Attorneys can’t predict the future. Even the most experienced of us cannot provide assurances about the outcome of our client’s claims and defenses. Sure, we’ll provide some suggestions and list the possibilities but it is the attorney who sets unreasonable expectations that may end up in trouble. Just ask the attorneys in Dallas who fell victim to a malpractice claim for allegedly over-promising a particular result to their former client.
In Doores v. Crutcher, a plaintiff claims that his former attorneys billed $400,000 in legal fees to pursue a theory against judgment proof defendants. The plaintiff claims that in 2008 he was scammed into investing in a fraudulent real estate scheme. He hired the defendant law firm to pursue a security fraud claim. The plaintiff alleges that when he retained the law firm he advised them that he wanted to limit his legal fees to $200,000, tops. According to the plaintiff, his former attorneys advised him that the target defendants had executable assets that could satisfy the judgment and that the case was worth pursuing. It was not until after spending over $400,000 that the plaintiff learned that the defendants had no unencumbered assets. He subsequently filed the malpractice suit.

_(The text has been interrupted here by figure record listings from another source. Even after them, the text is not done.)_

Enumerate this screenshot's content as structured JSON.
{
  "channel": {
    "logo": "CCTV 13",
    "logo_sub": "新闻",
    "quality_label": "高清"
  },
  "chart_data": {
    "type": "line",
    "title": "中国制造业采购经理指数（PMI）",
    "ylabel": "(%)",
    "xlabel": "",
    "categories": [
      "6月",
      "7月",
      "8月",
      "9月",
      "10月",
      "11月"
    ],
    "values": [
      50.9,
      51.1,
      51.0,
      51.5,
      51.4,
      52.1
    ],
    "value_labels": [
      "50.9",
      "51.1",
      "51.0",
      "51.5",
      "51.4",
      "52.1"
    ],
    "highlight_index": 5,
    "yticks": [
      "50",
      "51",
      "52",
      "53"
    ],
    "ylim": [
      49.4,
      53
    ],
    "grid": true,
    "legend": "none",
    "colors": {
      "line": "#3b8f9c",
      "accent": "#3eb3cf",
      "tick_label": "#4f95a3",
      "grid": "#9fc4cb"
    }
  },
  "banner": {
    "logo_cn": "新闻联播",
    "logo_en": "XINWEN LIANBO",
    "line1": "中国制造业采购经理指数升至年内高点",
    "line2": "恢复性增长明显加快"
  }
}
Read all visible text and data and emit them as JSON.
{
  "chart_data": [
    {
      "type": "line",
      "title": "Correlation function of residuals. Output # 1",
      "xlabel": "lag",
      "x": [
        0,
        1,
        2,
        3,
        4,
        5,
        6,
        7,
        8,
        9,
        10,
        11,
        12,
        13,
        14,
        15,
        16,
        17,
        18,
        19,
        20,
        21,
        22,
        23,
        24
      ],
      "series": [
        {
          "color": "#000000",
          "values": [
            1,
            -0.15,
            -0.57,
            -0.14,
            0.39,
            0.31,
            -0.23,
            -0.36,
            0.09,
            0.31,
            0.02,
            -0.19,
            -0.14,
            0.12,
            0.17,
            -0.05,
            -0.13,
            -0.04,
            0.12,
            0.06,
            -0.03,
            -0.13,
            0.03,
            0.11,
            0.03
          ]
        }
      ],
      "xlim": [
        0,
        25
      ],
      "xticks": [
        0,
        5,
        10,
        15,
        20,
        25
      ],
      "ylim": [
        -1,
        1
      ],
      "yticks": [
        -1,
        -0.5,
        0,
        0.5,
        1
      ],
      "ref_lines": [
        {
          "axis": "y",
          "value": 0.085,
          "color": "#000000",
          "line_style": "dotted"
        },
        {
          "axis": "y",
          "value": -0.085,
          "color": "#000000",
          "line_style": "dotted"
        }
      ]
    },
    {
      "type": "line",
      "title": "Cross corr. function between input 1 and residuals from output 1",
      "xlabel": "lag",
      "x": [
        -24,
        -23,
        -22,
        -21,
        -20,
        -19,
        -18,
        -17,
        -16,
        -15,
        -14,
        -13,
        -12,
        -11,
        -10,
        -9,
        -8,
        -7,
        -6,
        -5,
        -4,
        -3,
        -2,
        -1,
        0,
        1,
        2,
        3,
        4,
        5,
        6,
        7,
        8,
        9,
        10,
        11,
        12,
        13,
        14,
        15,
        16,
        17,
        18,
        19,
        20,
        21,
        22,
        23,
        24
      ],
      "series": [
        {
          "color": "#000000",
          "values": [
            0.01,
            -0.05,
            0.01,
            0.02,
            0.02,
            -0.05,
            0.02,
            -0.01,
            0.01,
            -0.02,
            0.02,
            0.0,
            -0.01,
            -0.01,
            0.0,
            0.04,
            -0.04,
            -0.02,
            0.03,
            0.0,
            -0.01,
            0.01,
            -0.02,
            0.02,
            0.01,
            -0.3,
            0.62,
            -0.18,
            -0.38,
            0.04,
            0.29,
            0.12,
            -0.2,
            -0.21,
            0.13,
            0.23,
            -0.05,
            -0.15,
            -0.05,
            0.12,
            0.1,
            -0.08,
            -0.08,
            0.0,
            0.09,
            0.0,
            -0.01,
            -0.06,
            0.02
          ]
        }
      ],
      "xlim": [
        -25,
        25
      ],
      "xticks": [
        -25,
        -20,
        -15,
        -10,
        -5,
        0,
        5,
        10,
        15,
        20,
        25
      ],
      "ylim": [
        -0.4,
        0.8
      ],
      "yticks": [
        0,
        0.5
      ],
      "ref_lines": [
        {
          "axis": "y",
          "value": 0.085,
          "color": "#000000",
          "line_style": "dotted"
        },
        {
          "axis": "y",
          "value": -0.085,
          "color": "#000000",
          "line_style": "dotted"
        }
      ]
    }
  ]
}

One of the physician’s principle complaints against the defendant firm is that he was misled into believing he had a strong case and that significant attorney’s fees were justifiable.
This newly filed suit demonstrates how a client’s high expectations about the outcome of a case can be dangerous. Attorneys should be careful when valuing a case, predicting an outcome, or assessing the strength of the case to paint a realistic picture of the possible outcomes. Attorneys should document conversations and take necessary steps to reflect that the attorney has identified all scenarios and that the client is well-informed. A good concept along these lines is: under-promise and over-perform.